Lexi-RAG was built to address a fundamental contradiction
How can confidential legal data remain encrypted while still enabling high-quality semantic search and contextual AI reasoning?
The system delivers secure document ingestion, strict role-based access control, citation-backed responses, and context-aware legal dialogue designed for multi-tenant legal environments.
Engineering Architecture
Dual-Database Security Architecture
MongoDB stores AES-256-GCM encrypted legal documents, while Qdrant stores 1024-dimensional embeddings for semantic retrieval. Security is enforced at query time through indexed role-based filtering rather than post-processing.
Hybrid Semantic + Keyword Retrieval Pipeline
The hybrid design combines dense semantic embeddings (BGE-M3) with keyword-sensitive retrieval to handle both contextual legal reasoning and structured references such as section numbers or clauses. A context-aware router determines when to rely on conversational memory versus fresh vector retrieval.
Local Embedding Engine (Security-Oriented Design)
The 2GB BGE-M3 embedding model is loaded once at startup and executed locally. This ensures embeddings are generated without exposing raw legal text externally, adding an additional privacy layer. BGE-M3 was selected for its ability to support both semantic similarity and keyword-aware retrieval.
Role-Based Vector Filtering (RBAC at Query Time)
A 4-tier hierarchy (Partner → Associate → Staff → Client) is enforced directly within Qdrant payload filters. This guarantees zero cross-privilege leakage by embedding access rules directly into the vector search layer.
Answer Re-Ranking Layer
Retrieved chunks are re-ranked before final generation to ensure the most legally relevant and contextually aligned passages are prioritized. This improves citation precision and reduces noise from semantically similar but irrelevant chunks.
Context-Aware Conversational Layer
The FastAPI backend maintains structured chat sessions, enabling multi-turn reasoning. The system preserves contextual continuity between the user and the AI while selectively triggering retrieval only when needed.
Key Trade-offs
Encryption vs. Searchability
Adopted a dual-storage model (encrypted source text + unencrypted embeddings) to preserve retrieval quality while maintaining confidentiality. Research is ongoing to further strengthen encryption strategies without degrading retrieval performance.
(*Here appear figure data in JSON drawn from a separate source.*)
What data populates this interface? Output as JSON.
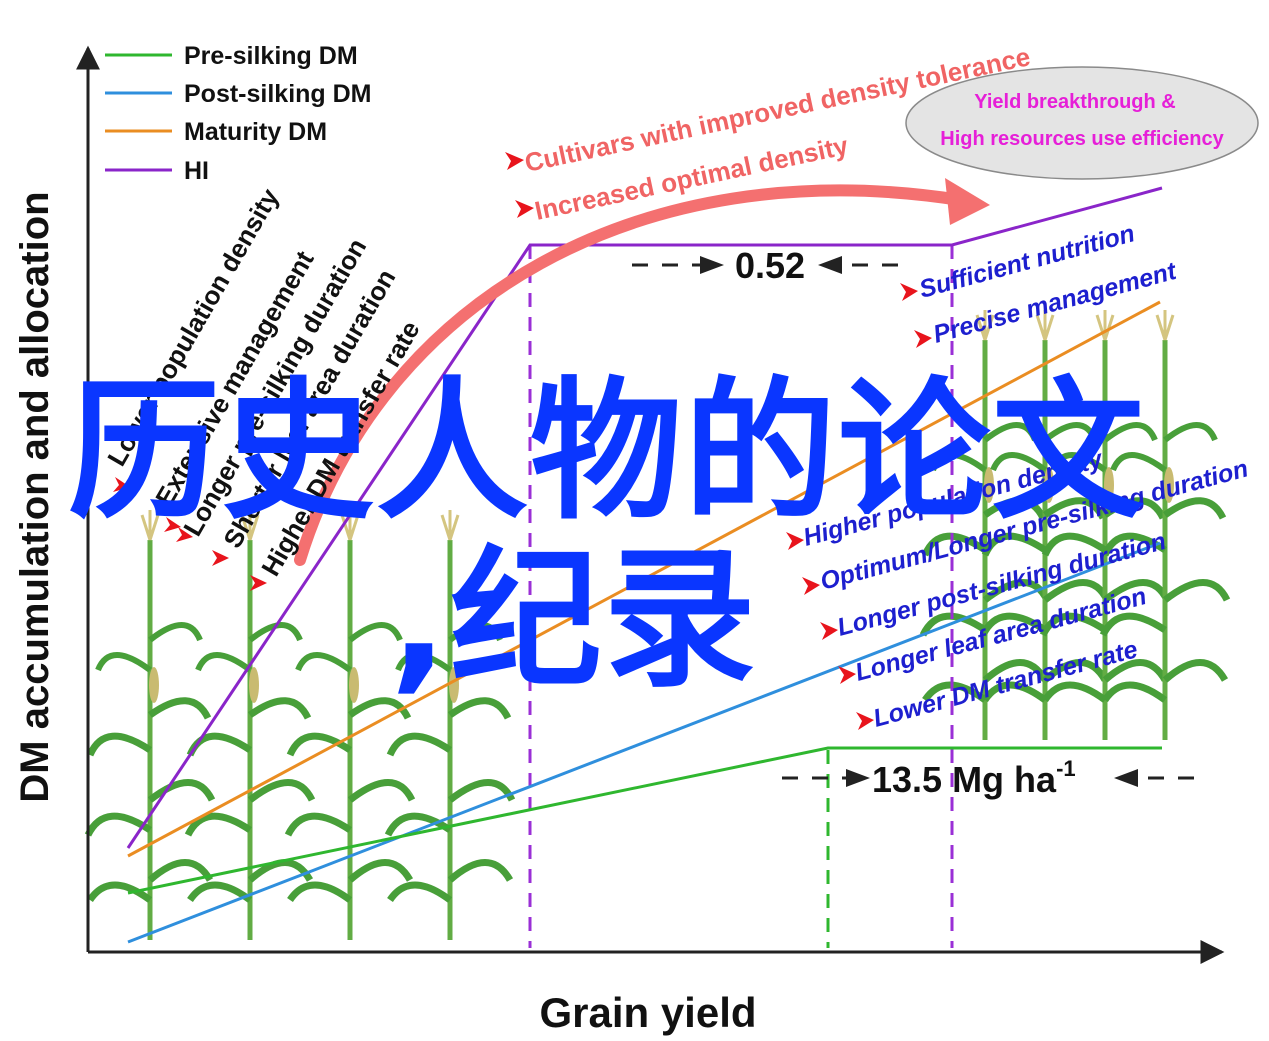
{
  "legend": [
    {
      "label": "Pre-silking DM",
      "color": "#2fb72f"
    },
    {
      "label": "Post-silking DM",
      "color": "#2f8fdd"
    },
    {
      "label": "Maturity DM",
      "color": "#ea8d22"
    },
    {
      "label": "HI",
      "color": "#8a25c9"
    }
  ],
  "axes": {
    "xlabel": "Grain yield",
    "ylabel": "DM accumulation and allocation"
  },
  "annotations": {
    "hi_value": "0.52",
    "yield_value": "13.5 Mg ha",
    "yield_sup": "-1",
    "ellipse_line1": "Yield breakthrough &",
    "ellipse_line2": "High resources use efficiency",
    "arc_label1": "Cultivars with improved density tolerance",
    "arc_label2": "Increased optimal density"
  },
  "left_factors": [
    "Lower population density",
    "Extensive management",
    "Longer pre-silking duration",
    "Shorter leaf area duration",
    "Higher DM transfer rate"
  ],
  "right_top_factors": [
    "Sufficient nutrition",
    "Precise management"
  ],
  "right_bottom_factors": [
    "Higher population density",
    "Optimum/Longer pre-silking duration",
    "Longer post-silking duration",
    "Longer leaf area duration",
    "Lower DM transfer rate"
  ],
  "overlay_title": {
    "line1": "历史人物的论文",
    "line2": ",纪录"
  },
  "colors": {
    "arrow": "#f47070",
    "marker": "#e8141c",
    "factor_text": "#1d1fcf",
    "arc_text": "#f06464",
    "ellipse_text": "#e61fd8",
    "overlay_text": "#0a36ff"
  }
}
Post-Filtering vs. Query-Time Enforcement
Moved RBAC enforcement directly into Qdrant's indexed payload filters to eliminate security gaps and avoid expensive post-retrieval filtering.
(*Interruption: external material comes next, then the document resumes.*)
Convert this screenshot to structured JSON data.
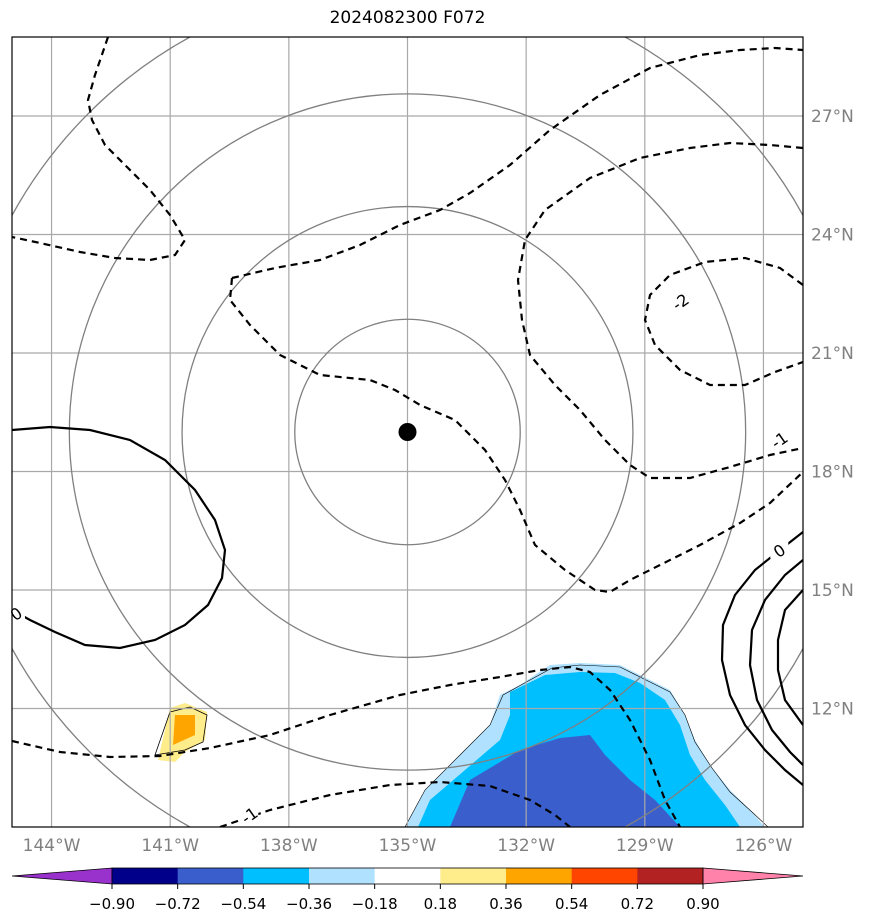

Retrieval Frequency vs. Latency
Implemented contextual routing to reduce unnecessary vector searches, lowering latency and infrastructure costs.
Model Size vs. Cost & Security
Selected Llama 3.1-8B via Groq for inference to balance security, cost efficiency, and low-latency responses. The lightweight 8B model provides sufficient reasoning capacity while remaining computationally economical.